Laurette, à partir d’une époque qui n’est pas précisée, s’acharne à retenir tout ce qui fuit hors d’elle: «Tout part / je préférerais ne pas en parler / j’aurais voulu m’en emparer». À cause du «trouble cognitif» minant sa lucidité, c’est finalement elle qui est possédée, déboussolée, emparée. Certains jours, la vie quotidienne se déroule comme un rêve éveillé: condensation d’objets hétéroclites, succession sans logique de souvenirs et de questionnements. Les images apparaissent puis disparaissent, tout se bouscule et se mêle dans la tête de Laurette. Par-dessus tout, les mots refusent de s’organiser en phrases syntaxiquement et lexicalement compréhensibles: «Je corde à danser tombe». Le premier texte qui succède au prologue est écrit dans une prose où tout se précipite; un poème dont la ponctuation, volontairement déficiente, illustre bien le quotidien pressé d’une femme orchestre qui doit assurer la gestion de toute une maisonnée, avec les tâches minuscules qui s’ajoutent aux vrais défis du jour.

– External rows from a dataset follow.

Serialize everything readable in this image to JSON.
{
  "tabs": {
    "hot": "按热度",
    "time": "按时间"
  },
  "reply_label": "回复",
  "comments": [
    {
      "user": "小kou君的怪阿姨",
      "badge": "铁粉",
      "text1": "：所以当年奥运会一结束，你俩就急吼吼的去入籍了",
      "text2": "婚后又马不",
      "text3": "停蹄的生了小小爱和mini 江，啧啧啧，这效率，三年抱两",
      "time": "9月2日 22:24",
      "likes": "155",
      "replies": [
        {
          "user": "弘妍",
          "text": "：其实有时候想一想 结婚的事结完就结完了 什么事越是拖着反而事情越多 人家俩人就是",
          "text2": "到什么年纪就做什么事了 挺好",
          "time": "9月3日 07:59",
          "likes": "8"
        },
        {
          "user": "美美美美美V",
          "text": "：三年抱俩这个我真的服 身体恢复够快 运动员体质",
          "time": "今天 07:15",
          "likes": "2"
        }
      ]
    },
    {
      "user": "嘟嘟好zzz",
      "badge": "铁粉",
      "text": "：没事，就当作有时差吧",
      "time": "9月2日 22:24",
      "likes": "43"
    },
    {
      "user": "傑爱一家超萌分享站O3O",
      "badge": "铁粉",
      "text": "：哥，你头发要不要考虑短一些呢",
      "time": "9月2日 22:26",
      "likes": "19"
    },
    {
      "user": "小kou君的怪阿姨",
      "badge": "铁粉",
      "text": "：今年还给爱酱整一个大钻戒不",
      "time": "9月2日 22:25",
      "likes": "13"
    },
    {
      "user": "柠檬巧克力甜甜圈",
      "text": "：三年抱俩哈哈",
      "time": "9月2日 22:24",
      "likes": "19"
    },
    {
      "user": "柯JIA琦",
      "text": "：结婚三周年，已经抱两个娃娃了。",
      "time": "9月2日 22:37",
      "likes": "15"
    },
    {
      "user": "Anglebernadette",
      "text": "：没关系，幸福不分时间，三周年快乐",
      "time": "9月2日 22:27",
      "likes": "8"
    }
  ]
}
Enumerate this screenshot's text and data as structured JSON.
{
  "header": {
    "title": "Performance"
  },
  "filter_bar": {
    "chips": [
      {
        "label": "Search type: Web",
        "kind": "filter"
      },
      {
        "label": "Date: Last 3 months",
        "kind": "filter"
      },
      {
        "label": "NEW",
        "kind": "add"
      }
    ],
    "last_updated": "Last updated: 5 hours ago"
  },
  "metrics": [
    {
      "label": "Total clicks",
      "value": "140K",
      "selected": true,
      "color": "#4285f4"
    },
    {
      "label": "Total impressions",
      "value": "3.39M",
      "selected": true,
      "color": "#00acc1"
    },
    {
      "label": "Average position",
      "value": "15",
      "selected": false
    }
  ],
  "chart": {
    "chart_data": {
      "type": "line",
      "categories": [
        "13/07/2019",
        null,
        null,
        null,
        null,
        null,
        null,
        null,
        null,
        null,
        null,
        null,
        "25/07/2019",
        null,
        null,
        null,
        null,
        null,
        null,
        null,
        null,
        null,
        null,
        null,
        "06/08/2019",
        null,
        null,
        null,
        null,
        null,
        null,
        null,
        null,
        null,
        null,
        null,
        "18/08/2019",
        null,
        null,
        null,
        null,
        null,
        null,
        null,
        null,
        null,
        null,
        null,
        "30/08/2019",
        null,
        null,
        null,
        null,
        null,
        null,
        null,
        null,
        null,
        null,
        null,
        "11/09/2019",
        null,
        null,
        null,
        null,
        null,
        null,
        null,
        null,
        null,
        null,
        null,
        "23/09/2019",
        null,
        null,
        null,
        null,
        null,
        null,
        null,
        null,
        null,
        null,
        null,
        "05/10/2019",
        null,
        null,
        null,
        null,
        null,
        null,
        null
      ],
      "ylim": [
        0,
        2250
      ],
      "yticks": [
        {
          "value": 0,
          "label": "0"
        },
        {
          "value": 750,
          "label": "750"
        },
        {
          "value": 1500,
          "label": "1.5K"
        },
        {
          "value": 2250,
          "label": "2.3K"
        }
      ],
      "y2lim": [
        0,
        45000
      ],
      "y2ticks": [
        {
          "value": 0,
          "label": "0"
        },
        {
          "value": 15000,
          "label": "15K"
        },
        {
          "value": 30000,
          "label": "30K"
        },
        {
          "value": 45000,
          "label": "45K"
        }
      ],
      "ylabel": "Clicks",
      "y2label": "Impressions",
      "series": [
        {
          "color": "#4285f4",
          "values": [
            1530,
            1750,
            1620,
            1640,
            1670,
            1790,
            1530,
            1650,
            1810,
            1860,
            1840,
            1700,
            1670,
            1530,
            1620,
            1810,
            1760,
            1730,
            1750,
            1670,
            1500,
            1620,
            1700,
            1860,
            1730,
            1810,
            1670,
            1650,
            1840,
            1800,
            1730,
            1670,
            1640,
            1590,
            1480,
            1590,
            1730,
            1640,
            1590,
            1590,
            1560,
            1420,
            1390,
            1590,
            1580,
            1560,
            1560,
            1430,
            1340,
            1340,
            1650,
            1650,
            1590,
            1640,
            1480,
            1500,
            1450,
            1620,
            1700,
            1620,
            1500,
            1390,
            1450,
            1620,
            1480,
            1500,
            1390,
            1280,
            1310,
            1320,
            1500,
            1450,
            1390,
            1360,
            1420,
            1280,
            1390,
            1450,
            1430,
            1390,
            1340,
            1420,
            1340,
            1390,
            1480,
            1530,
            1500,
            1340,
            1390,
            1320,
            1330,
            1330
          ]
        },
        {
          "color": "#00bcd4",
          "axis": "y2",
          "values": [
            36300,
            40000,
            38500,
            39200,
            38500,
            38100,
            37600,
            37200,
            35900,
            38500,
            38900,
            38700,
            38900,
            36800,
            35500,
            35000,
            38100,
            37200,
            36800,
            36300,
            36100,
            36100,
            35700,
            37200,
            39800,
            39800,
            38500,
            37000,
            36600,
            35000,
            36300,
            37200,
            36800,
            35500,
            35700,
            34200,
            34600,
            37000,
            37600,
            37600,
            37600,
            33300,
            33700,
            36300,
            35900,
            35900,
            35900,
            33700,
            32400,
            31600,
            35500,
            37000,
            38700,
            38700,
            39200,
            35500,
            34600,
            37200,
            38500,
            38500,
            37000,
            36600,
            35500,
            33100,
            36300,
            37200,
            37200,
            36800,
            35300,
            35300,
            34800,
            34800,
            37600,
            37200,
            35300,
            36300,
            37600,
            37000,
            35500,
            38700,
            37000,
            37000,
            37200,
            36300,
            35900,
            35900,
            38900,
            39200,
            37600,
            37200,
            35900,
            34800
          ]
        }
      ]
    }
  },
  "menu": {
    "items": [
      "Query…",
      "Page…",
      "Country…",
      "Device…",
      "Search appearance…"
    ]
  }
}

À cette époque de la femme active, entre les murs d’un foyer grouillant de petits et de grands enfants, se profile déjà une autre tranche de vie: celle d’une femme vulnérable qu’on jugera bon de contenir et de soigner de force.

Survivre à son enfant

Renée Gagnon a voulu témoigner de l’amour qui a baigné la vie de sa grand-mère: «je vois tout le paysage / et je vois ta bouche/ mord amorce prononce / mon nom». Malheureusement, la femme est hantée par son fils Robert, mort frappé par une voiture. Les poèmes mettent en évidence cette obsession pour le garçon perdu, celui que Laurette interpelle sans oser le nommer: «une toute petite couche toute petite de peau sur ton nom». On ne sait si la disparition de Robert explique le trouble qui a gagné la femme, bientôt aux prises avec des intervenants contre lesquels elle ne cesse de se rebiffer: «on me tient les bras […] on me couche sur une civière on m’attache personne répond quand je crie de m’enlever tout ça […] j’avais des choses à faire / où sont mes filles? / où m’emmenez-vous?»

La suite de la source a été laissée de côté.